妻の死を契機に、すっかりタガがはずれてしまった破天荒なじいさんと、その孫の珍道中を描いたコメディ。
シナリオは実にわかりやすく、こちらの予想どうりの心温まる?場所へ着地するんで、そういった意味での意外性は全くありません。
本当の自分に正直になれ!的なテーマ自体が、この手の映画じゃ無難に既定路線と言ってもいいんじゃないかと。
じいさん、実は元特殊工作員だった、みたいな設定も、ありがちといえばありがち。
もうちょっと色々裏切ってくれないと、というのが正直なところですかね。
なんだかね「あのロバート・デ・ニーロがここまでやるのか!」という驚きだけで終わっちゃったような気がしますね。

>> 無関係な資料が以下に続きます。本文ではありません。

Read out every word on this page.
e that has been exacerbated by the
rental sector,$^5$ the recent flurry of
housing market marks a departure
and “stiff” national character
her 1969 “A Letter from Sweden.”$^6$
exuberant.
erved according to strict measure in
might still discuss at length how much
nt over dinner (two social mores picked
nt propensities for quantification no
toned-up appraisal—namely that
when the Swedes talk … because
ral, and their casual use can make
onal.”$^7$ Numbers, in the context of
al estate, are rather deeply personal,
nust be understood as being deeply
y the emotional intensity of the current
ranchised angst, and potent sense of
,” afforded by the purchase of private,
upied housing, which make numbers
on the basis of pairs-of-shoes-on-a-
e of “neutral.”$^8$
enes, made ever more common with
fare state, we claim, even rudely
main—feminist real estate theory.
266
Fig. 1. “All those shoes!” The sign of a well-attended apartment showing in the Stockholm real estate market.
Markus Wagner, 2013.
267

なんせ序盤でいきなりデ・ニーロ演ずるディックの自慰シーンですし。
ま、誰がじじいの手慰みを見たいか!という話だったりはするんですけどね。
んでデ・ニーロ、死ぬまでにどうしても若い娘とエッチがしたいんだ、と孫に懇願したりもしますし。
言うこと成すこと下ネタ全開で、ち◯こを孫の顔面にのせて大笑いしてたりもしますし。
「タクシードライバー」「レイジング・ブル」「ゴッド・ファーザー」あたりで彼に心酔したファンにとっては唖然、でしょうね、間違いなく。

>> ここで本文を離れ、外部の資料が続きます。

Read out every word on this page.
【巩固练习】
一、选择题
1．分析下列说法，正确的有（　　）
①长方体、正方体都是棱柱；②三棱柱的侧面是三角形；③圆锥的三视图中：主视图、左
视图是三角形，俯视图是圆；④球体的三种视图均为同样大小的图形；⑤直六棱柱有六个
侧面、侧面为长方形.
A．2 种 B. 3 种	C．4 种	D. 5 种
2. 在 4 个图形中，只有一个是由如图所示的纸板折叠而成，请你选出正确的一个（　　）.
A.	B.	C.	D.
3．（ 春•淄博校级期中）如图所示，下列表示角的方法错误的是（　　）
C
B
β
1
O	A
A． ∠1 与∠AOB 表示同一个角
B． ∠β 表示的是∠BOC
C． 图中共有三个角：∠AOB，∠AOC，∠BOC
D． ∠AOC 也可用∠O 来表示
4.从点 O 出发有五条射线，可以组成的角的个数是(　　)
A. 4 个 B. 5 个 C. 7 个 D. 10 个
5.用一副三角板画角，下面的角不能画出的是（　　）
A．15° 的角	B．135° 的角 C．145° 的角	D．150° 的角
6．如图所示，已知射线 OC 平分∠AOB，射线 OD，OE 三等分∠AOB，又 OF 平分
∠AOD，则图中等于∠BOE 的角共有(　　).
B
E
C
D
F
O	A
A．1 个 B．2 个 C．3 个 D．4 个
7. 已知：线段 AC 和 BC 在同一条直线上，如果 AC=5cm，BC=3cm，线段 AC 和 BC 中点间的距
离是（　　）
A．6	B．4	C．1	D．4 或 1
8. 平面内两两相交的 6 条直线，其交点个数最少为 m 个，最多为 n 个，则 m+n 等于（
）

70歳超えてなにもこんな仕事受けなくても、と私は思ったりもするんですが、やると決めた以上は役柄に徹して完璧にやる、ってことなんでしょう、きっと。
そこは見上げたプロ根性なんでしょうけど、もうちょっとね、レジェンドとして自分のイメージを守ってくださっても良かったんですよ、とあたしゃ思わなくもない。

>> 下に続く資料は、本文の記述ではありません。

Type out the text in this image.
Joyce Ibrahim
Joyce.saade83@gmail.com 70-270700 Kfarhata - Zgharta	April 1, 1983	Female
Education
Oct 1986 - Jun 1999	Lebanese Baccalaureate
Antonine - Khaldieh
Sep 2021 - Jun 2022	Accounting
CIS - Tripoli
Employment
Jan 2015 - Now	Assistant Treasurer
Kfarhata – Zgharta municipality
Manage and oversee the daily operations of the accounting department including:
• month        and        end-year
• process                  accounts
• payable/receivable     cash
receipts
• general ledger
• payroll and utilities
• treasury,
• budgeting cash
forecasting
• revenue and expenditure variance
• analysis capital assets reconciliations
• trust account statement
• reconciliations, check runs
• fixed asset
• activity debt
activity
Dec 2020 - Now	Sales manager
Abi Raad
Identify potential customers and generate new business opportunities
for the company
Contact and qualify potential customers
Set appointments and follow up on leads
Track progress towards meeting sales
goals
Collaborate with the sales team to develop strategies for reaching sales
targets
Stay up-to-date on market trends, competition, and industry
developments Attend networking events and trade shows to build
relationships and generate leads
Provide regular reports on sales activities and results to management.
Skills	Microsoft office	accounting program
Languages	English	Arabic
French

というのもね、それほど笑える映画、ってわけでもないからなんです、この作品。
そりゃツボにはまったシーンはいくつかありました。
けどそれもデ・ニーロがやってるからツボにはいったわけで。
やっぱり笑いってのは落差だと思うんです、私は。
まずフリがあって、それをどういう形でオトすのか、そこに大きな斜度、転換がないと笑えないわけです。
タイミングも重要。
ひとつテンポを間違えただけでもうアウトって、往々にしてよくあるケースだと思いますし。
そのあたり、全部「鈍い」んですよね、この映画。
ただひたすらボケ続けられても面白くもなんともなくて。
下ネタに過剰に依存してるのもゲンナリ。
下ネタって一番簡単だと思うんですよ。
素人がやったってウケるのが下ネタで。
だからお笑い芸人は、若いうちから下ネタで笑いを取ろうとするな、とたいてい指導されますよね。
下ネタばかりだと永遠に技術が向上しないから。
アメリカのコメディ映画にそんなこと言ったって、はあ?何を言ってるんだこいつは?ってなもんでしょうけど。
もしこれがデ・ニーロじゃなかったらどうだったか?を考えてみてほしい、と思いますね、制作側には。
彼にらしくないことをやらせて笑いを取るのは演芸であって、映画であるならそれだけに寄りかかってるように感じられる時点でダメだろうと。
とりあえず関西人的感覚でいうなら、デ・ニーロおらんとこであちこちスベってんねん!といった感じ。
なにかと微妙。
その一言ですね。
こういう映画を見ると改めて笑いの文化の差を感じたりもしますね。